This is intended primarily for direct transfers of text between non-RT threads, or operations that tend to be text heavy. Although sychronised and using TextMsgBuffer, these do not normally enter the Command functions. TextMsgBuffer is used to carry the ID of the message from TextMsgBuffer::push().

It is used mostly for setting names, but also for scales and keyboard mappings, which are string representations of number lists.

To identify such transfers 'action' has bit 7 set (ORed with 0x80). Nowhere else does this value appear and it can be readily masked out where needed. Once recognised it is passed to a separate function that does all the decoding, bypassing the normal control system. For some operations, bit 7 is then cleared so it can loop back into the 'returns' path to update the GUI or send replies to the CLI.

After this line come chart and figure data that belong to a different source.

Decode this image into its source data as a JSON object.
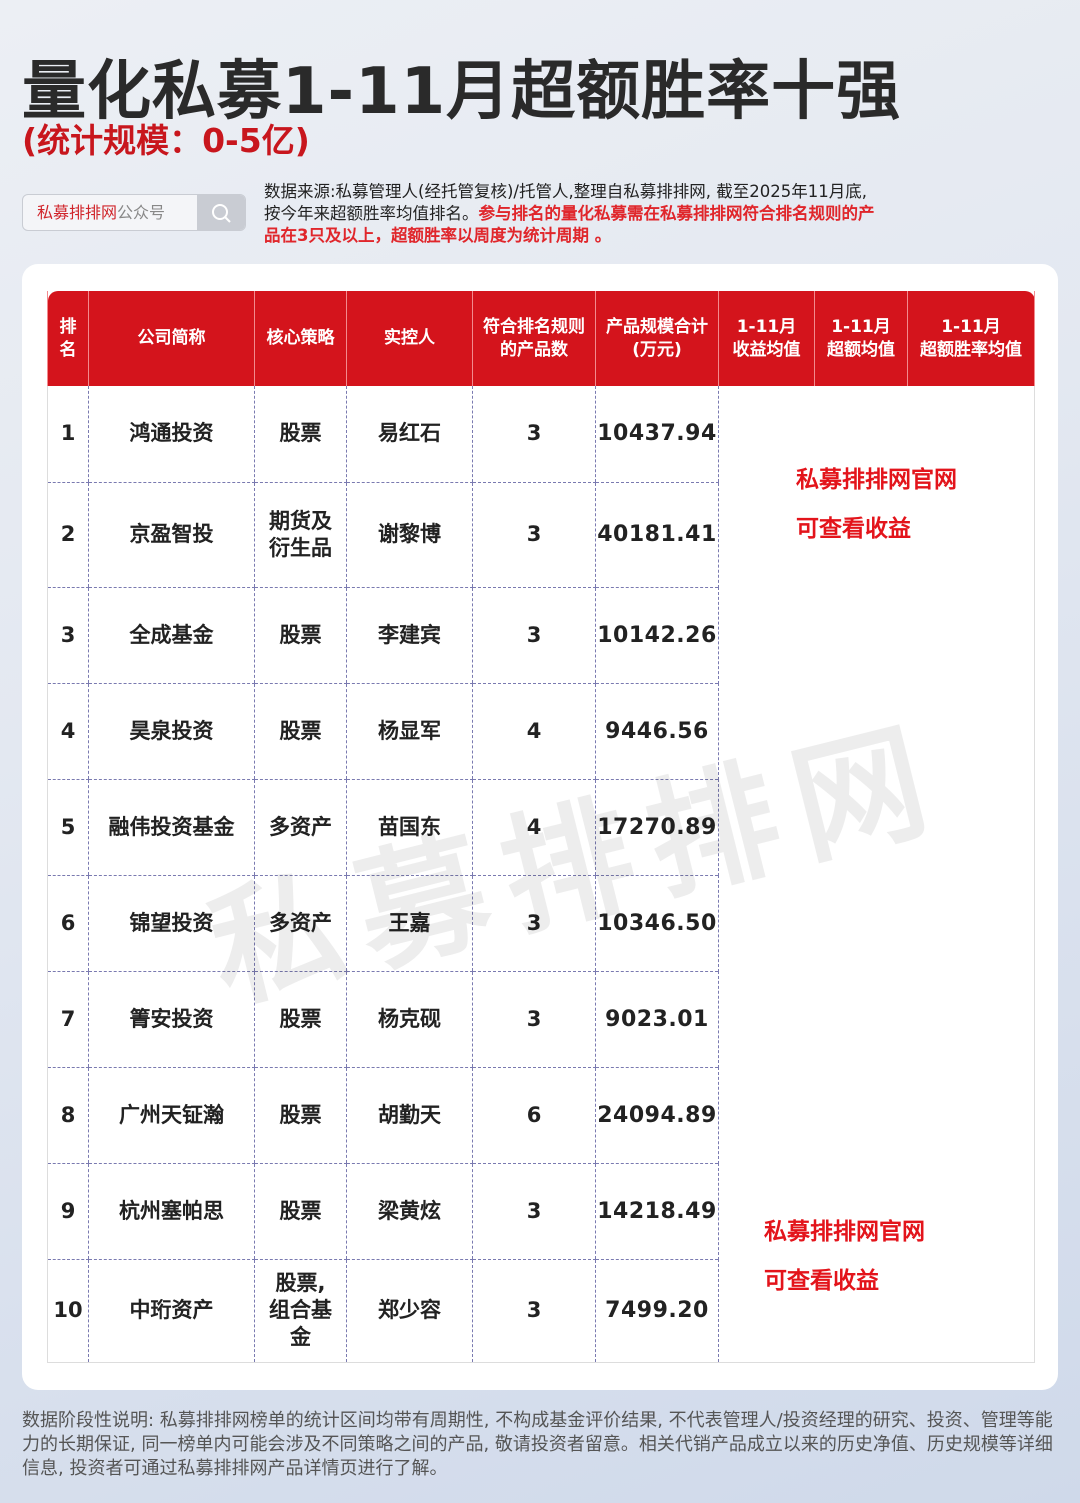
{
  "title": "量化私募1-11月超额胜率十强",
  "subtitle": "(统计规模：0-5亿)",
  "search": {
    "brand": "私募排排网",
    "suffix": "公众号",
    "icon": "search-icon"
  },
  "source": {
    "text": "数据来源:私募管理人(经托管复核)/托管人,整理自私募排排网, 截至2025年11月底, 按今年来超额胜率均值排名。",
    "highlight": "参与排名的量化私募需在私募排排网符合排名规则的产品在3只及以上，超额胜率以周度为统计周期 。"
  },
  "table": {
    "headers": [
      "排名",
      "公司简称",
      "核心策略",
      "实控人",
      "符合排名规则的产品数",
      "产品规模合计(万元)",
      "1-11月收益均值",
      "1-11月超额均值",
      "1-11月超额胜率均值"
    ],
    "rows": [
      [
        "1",
        "鸿通投资",
        "股票",
        "易红石",
        "3",
        "10437.94"
      ],
      [
        "2",
        "京盈智投",
        "期货及衍生品",
        "谢黎博",
        "3",
        "40181.41"
      ],
      [
        "3",
        "全成基金",
        "股票",
        "李建宾",
        "3",
        "10142.26"
      ],
      [
        "4",
        "昊泉投资",
        "股票",
        "杨显军",
        "4",
        "9446.56"
      ],
      [
        "5",
        "融伟投资基金",
        "多资产",
        "苗国东",
        "4",
        "17270.89"
      ],
      [
        "6",
        "锦望投资",
        "多资产",
        "王嘉",
        "3",
        "10346.50"
      ],
      [
        "7",
        "箐安投资",
        "股票",
        "杨克砚",
        "3",
        "9023.01"
      ],
      [
        "8",
        "广州天钲瀚",
        "股票",
        "胡勤天",
        "6",
        "24094.89"
      ],
      [
        "9",
        "杭州塞帕思",
        "股票",
        "梁黄炫",
        "3",
        "14218.49"
      ],
      [
        "10",
        "中珩资产",
        "股票,组合基金",
        "郑少容",
        "3",
        "7499.20"
      ]
    ]
  },
  "notes": [
    {
      "line1": "私募排排网官网",
      "line2": "可查看收益"
    },
    {
      "line1": "私募排排网官网",
      "line2": "可查看收益"
    }
  ],
  "watermark": "私募排排网",
  "footer": "数据阶段性说明: 私募排排网榜单的统计区间均带有周期性, 不构成基金评价结果, 不代表管理人/投资经理的研究、投资、管理等能力的长期保证, 同一榜单内可能会涉及不同策略之间的产品, 敬请投资者留意。相关代销产品成立以来的历史净值、历史规模等详细信息, 投资者可通过私募排排网产品详情页进行了解。",
  "colors": {
    "accent": "#d4141c",
    "note": "#e3141b"
  }
}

There are some occasions where both the CLI and the GUI need a text update at the same time. As these are in different threads and TextMsgBuffer::fetch() is destructive, there is no way to tell which will get the message first. For these situations a duplicate message is sent only to the CLI on the same data block using 'value' as the ID.


An extension of this system is where bit 6 of 'action' is also set. This is used where changes will be made that directly affect the audio thread. For these controls, the audio is first faded down, then muted. The changes are then made (and messages possibly changed/created). When complete, messages are sent and finally the system is unmuted.

In this last case, (both bits set) the command is passed through normally to be actioned. The particular routine then clears bit 6 so that before it gets passed on to the returns thread it gets diverted to the indirect routine.